Caroline fut frappée de l’austère logique du paysan. — Oui, sans doute, pensa-t-elle, c’est jusque-là qu’il aurait fallu pousser le courage.

Et comme elle gardait le silence, la nourrice, éclairée par la pénétration du cœur, dit à son mari brusquement : — Attends donc, toi ! Comme tu y vas ! Sais-tu si elle ne l’aimait pas, cette pauvre enfant ?

— Ah ! cela, c’est différent, reprit Peyraque, inclinant sa tête sérieuse et pensive qu’ennoblit un sentiment de pitié délicate.

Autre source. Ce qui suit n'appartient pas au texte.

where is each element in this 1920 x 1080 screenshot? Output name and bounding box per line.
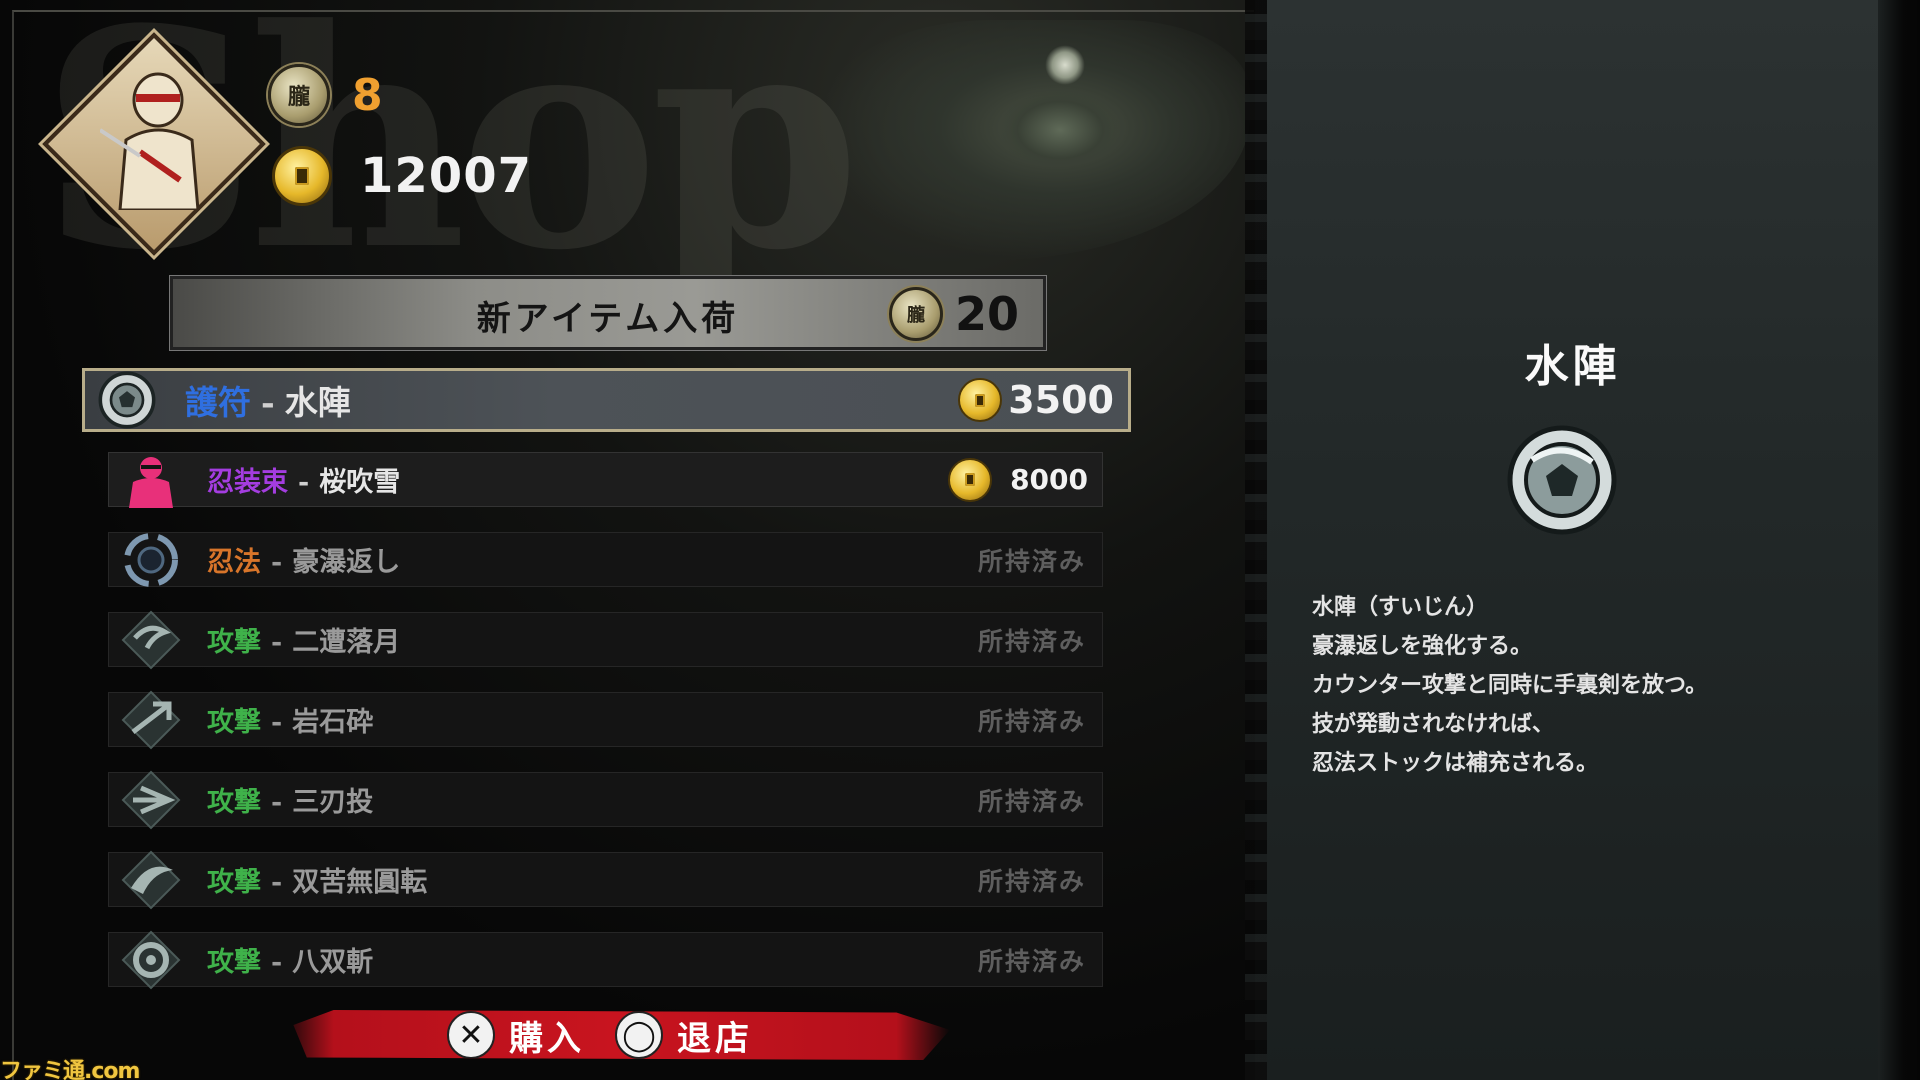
shop-item-row[interactable]: 攻撃 - 三刃投 所持済み: [108, 770, 1103, 829]
moon-currency: 朧 8: [268, 64, 383, 126]
shop-item-row[interactable]: 忍装束 - 桜吹雪 8000: [108, 452, 1103, 508]
item-name: 八双斬: [292, 947, 374, 978]
moon-currency-value: 8: [352, 69, 383, 121]
panel-edge: [1878, 0, 1920, 1080]
item-name: 岩石砕: [292, 707, 374, 738]
controls-bar: ✕ 購入 ◯ 退店: [293, 1010, 950, 1060]
detail-description: 水陣（すいじん） 豪瀑返しを強化する。 カウンター攻撃と同時に手裏剣を放つ。 技…: [1312, 588, 1852, 783]
description-line: 技が発動されなければ、: [1312, 711, 1555, 737]
attack-icon: [119, 848, 183, 912]
attack-icon: [119, 688, 183, 752]
talisman-icon: [1507, 425, 1617, 535]
gold-coin-icon: [272, 146, 332, 206]
buy-label[interactable]: 購入: [509, 1011, 585, 1060]
new-items-cost: 朧 20: [888, 287, 1019, 341]
item-name: 双苦無圓転: [292, 867, 428, 898]
description-line: 水陣（すいじん）: [1312, 594, 1489, 620]
cross-button-icon[interactable]: ✕: [447, 1011, 495, 1059]
attack-icon: [119, 768, 183, 832]
item-category: 忍装束: [207, 467, 288, 498]
item-price: 8000: [948, 457, 1088, 502]
boss-snout: [1000, 90, 1120, 170]
gold-currency: 12007: [272, 146, 532, 206]
shop-item-row[interactable]: 攻撃 - 双苦無圓転 所持済み: [108, 850, 1103, 909]
panel-divider: [1245, 0, 1267, 1080]
description-line: 豪瀑返しを強化する。: [1312, 633, 1533, 659]
owned-status: 所持済み: [977, 546, 1086, 576]
moon-coin-icon: 朧: [888, 287, 943, 341]
item-name: 水陣: [284, 383, 351, 422]
gold-coin-icon: [958, 378, 1003, 422]
gold-coin-icon: [948, 457, 993, 502]
brand-watermark: ファミ通.com: [0, 1059, 140, 1080]
item-category: 攻撃: [207, 627, 261, 658]
owned-status: 所持済み: [977, 786, 1086, 816]
shop-panel: Shop 朧 8 12007 新アイテム入荷 朧 20 護符 - 水陣 3500…: [0, 0, 1255, 1080]
talisman-icon: [95, 368, 159, 432]
item-category: 忍法: [207, 547, 261, 578]
description-line: 忍法ストックは補充される。: [1312, 750, 1599, 776]
moon-coin-icon: 朧: [268, 64, 330, 126]
ninpo-icon: [119, 528, 183, 592]
description-line: カウンター攻撃と同時に手裏剣を放つ。: [1312, 672, 1708, 698]
owned-status: 所持済み: [977, 946, 1086, 976]
item-category: 攻撃: [207, 867, 261, 898]
gold-currency-value: 12007: [360, 148, 532, 204]
item-category: 攻撃: [207, 787, 261, 818]
shop-item-row[interactable]: 護符 - 水陣 3500: [82, 368, 1131, 432]
shop-item-row[interactable]: 攻撃 - 八双斬 所持済み: [108, 930, 1103, 989]
circle-button-icon[interactable]: ◯: [615, 1011, 663, 1059]
detail-title: 水陣: [1524, 341, 1621, 392]
item-category: 攻撃: [207, 707, 261, 738]
new-items-cost-value: 20: [954, 287, 1019, 341]
attack-icon: [119, 608, 183, 672]
item-category: 攻撃: [207, 947, 261, 978]
item-category: 護符: [185, 383, 251, 422]
owned-status: 所持済み: [977, 866, 1086, 896]
new-items-button[interactable]: 新アイテム入荷 朧 20: [170, 276, 1046, 350]
owned-status: 所持済み: [977, 706, 1086, 736]
detail-panel: [1255, 0, 1890, 1080]
item-name: 桜吹雪: [319, 467, 401, 498]
boss-eye: [1045, 45, 1085, 85]
item-name: 二遭落月: [292, 627, 401, 658]
item-price: 3500: [958, 378, 1114, 422]
ninja-portrait-icon: [100, 72, 200, 210]
shop-item-row[interactable]: 忍法 - 豪瀑返し 所持済み: [108, 532, 1103, 587]
shop-item-row[interactable]: 攻撃 - 岩石砕 所持済み: [108, 690, 1103, 749]
attack-icon: [119, 928, 183, 992]
shop-item-row[interactable]: 攻撃 - 二遭落月 所持済み: [108, 610, 1103, 669]
item-name: 豪瀑返し: [292, 547, 401, 578]
item-name: 三刃投: [292, 787, 374, 818]
exit-label[interactable]: 退店: [677, 1011, 753, 1060]
ninja-outfit-icon: [119, 448, 183, 512]
owned-status: 所持済み: [977, 626, 1086, 656]
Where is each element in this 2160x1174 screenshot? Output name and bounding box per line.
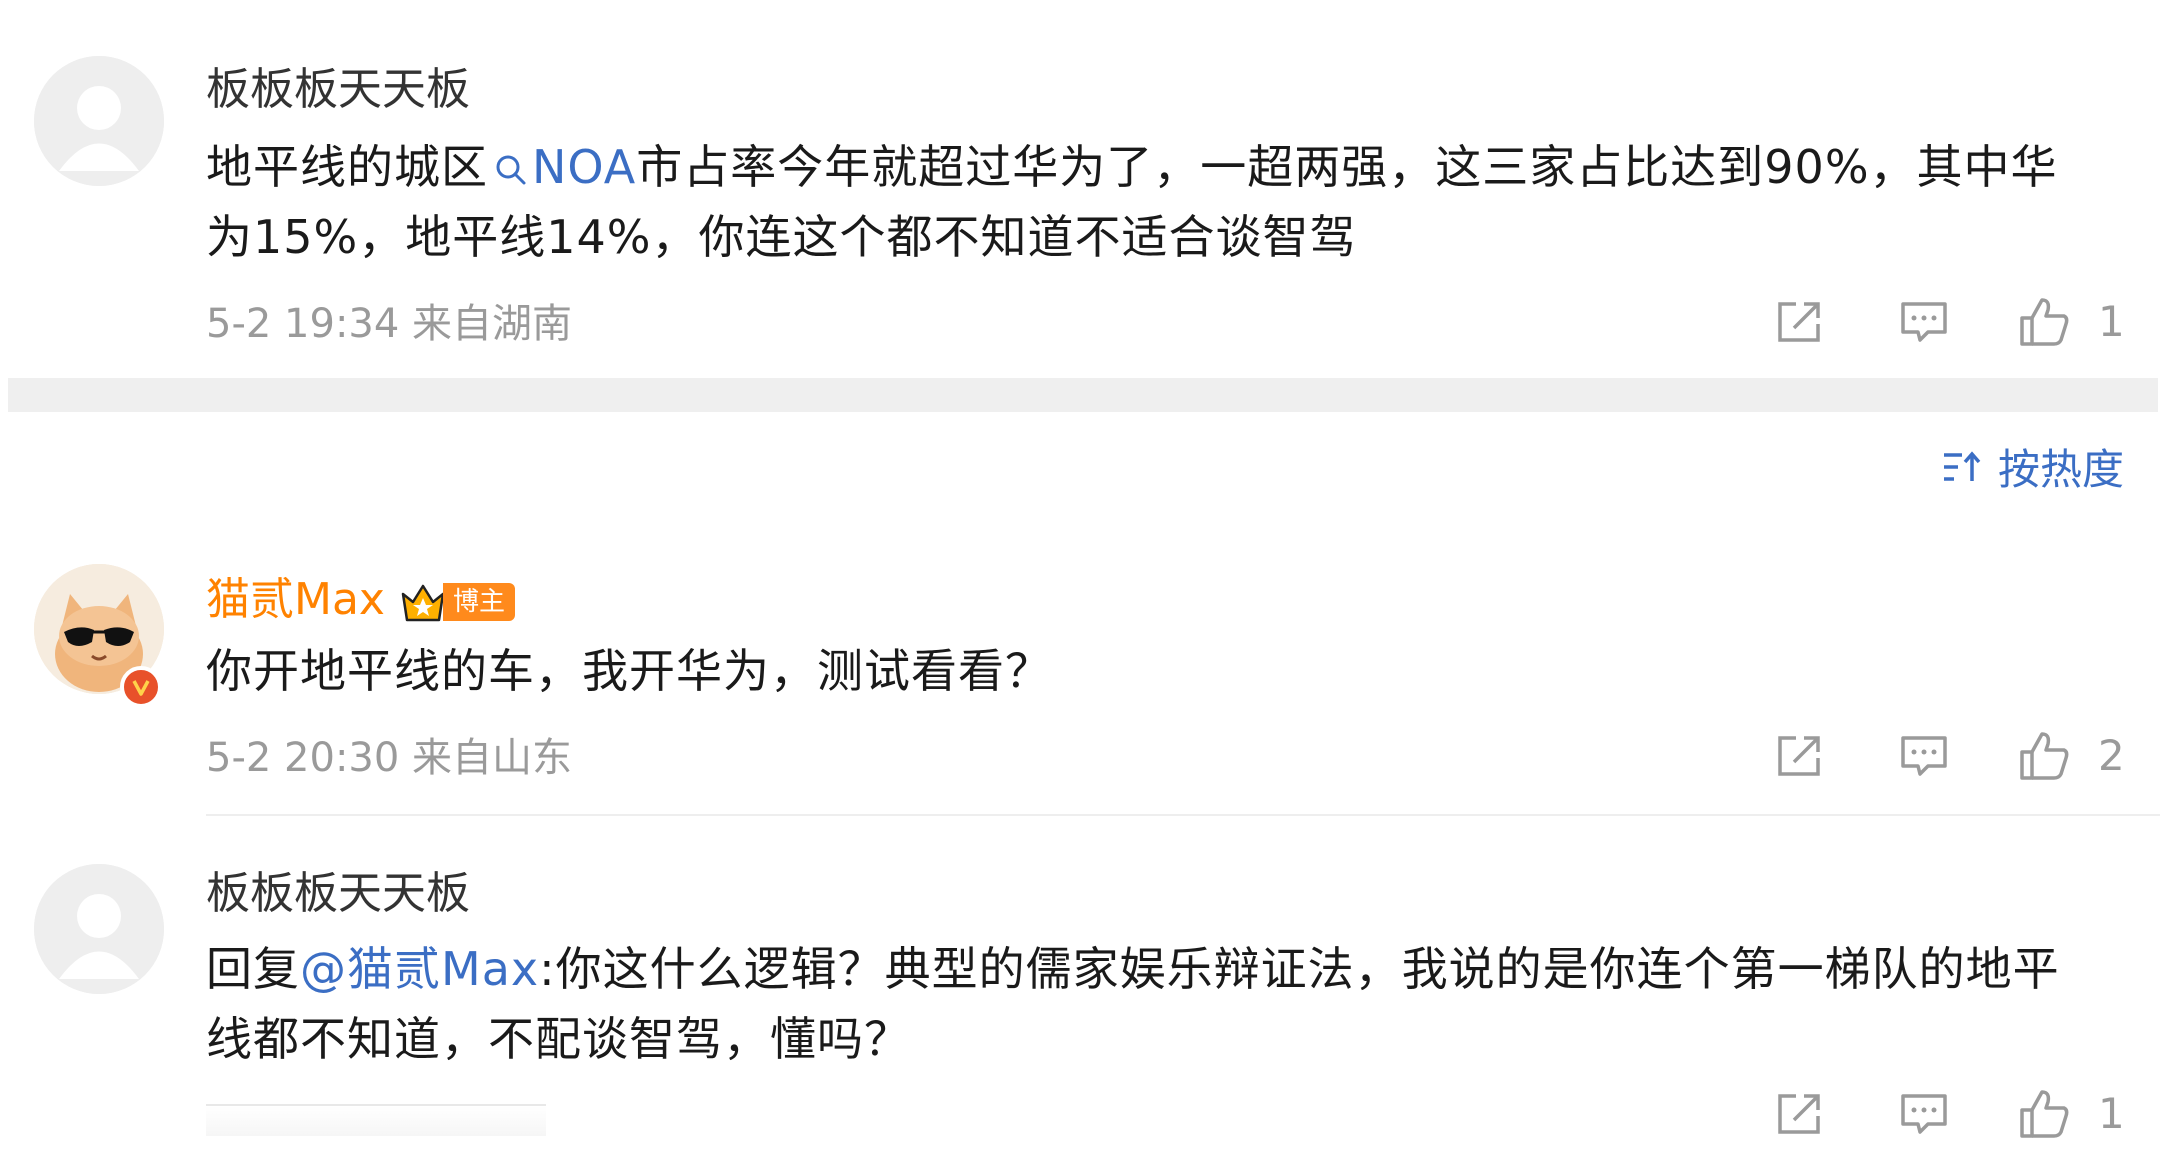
username-text: 猫贰Max	[206, 574, 385, 625]
thumbs-up-icon	[2020, 298, 2069, 346]
mention-link[interactable]: @猫贰Max	[300, 942, 539, 996]
verified-v-icon	[132, 680, 150, 696]
share-button[interactable]	[1770, 1090, 1830, 1138]
comment-item: 板板板天天板 地平线的城区 NOA市占率今年就超过华为了，一超两强，这三家占比达到…	[0, 0, 2160, 378]
comment-text: 回复@猫贰Max:你这什么逻辑？典型的儒家娱乐辩证法，我说的是你连个第一梯队的地…	[206, 934, 2086, 1074]
faded-meta-placeholder	[206, 1104, 546, 1136]
share-icon	[1778, 302, 1820, 342]
like-button[interactable]: 1	[2018, 1086, 2125, 1142]
sort-by-heat-button[interactable]: 按热度	[1942, 436, 2124, 497]
comment-button[interactable]	[1894, 1090, 1954, 1138]
like-count: 1	[2098, 297, 2125, 346]
sort-label: 按热度	[1997, 445, 2124, 494]
comment-item: 猫贰Max 博主 你开地平线的车，我开华为，测试看看？ 5-2 20:30 来自山…	[0, 540, 2160, 814]
comment-meta: 5-2 19:34 来自湖南	[206, 301, 573, 347]
comment-actions: 1	[1770, 294, 2125, 350]
comment-username[interactable]: 板板板天天板	[206, 864, 470, 924]
comment-text-part: 地平线的城区	[206, 140, 488, 194]
search-link[interactable]: NOA	[488, 140, 636, 194]
comment-icon	[1901, 736, 1947, 776]
default-avatar-icon	[34, 864, 164, 994]
comment-button[interactable]	[1894, 732, 1954, 780]
like-count: 1	[2098, 1089, 2125, 1138]
comment-meta: 5-2 20:30 来自山东	[206, 735, 573, 781]
comment-actions: 2	[1770, 728, 2125, 784]
default-avatar-icon	[34, 56, 164, 186]
badge-label: 博主	[442, 583, 515, 621]
share-button[interactable]	[1770, 298, 1830, 346]
comment-username[interactable]: 板板板天天板	[206, 60, 470, 120]
comment-text: 你开地平线的车，我开华为，测试看看？	[206, 644, 1052, 698]
comment-icon	[1901, 302, 1947, 342]
comment-actions: 1	[1770, 1086, 2125, 1142]
avatar[interactable]	[34, 56, 164, 186]
thumbs-up-icon	[2020, 732, 2069, 780]
avatar[interactable]	[34, 864, 164, 994]
comment-username[interactable]: 猫贰Max 博主	[206, 570, 515, 630]
share-button[interactable]	[1770, 732, 1830, 780]
share-icon	[1778, 1094, 1820, 1134]
search-link-text: NOA	[532, 140, 637, 194]
comment-icon	[1901, 1094, 1947, 1134]
search-icon	[496, 155, 526, 185]
verified-badge	[120, 666, 162, 708]
blogger-badge: 博主	[399, 580, 515, 624]
comment-button[interactable]	[1894, 298, 1954, 346]
comment-text: 地平线的城区 NOA市占率今年就超过华为了，一超两强，这三家占比达到90%，其中华…	[206, 132, 2086, 272]
section-divider	[8, 378, 2158, 412]
sort-icon	[1943, 450, 1981, 481]
crown-icon	[401, 584, 445, 622]
like-count: 2	[2098, 731, 2125, 780]
reply-prefix: 回复	[206, 942, 300, 996]
thumbs-up-icon	[2020, 1090, 2069, 1138]
share-icon	[1778, 736, 1820, 776]
like-button[interactable]: 1	[2018, 294, 2125, 350]
like-button[interactable]: 2	[2018, 728, 2125, 784]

Caroline se sentit remuée jusqu’au fond de l’âme par la droiture de cette amitié naïve qui d’un mot touchait le vif de sa blessure. Ce qu’elle n’avait pas senti la force et la confiance de dire à sa sœur, elle éprouva le besoin de ne pas le cacher à ces cœurs profondément vrais qui lisaient dans le sien. — Eh bien ! mes amis, vous avez raison, dit-elle en leur prenant les mains : je n’aurais peut-être pas eu la force de mentir, puisque, malgré moi,… je l’aime !

À peine eut-elle prononcé ce mot, qu’elle fut saisie d’effroi et regarda autour d’elle comme si Urbain eût pu être là pour l’entendre, et puis elle fondit en larmes à la pensée qu’il ne l’entendrait jamais.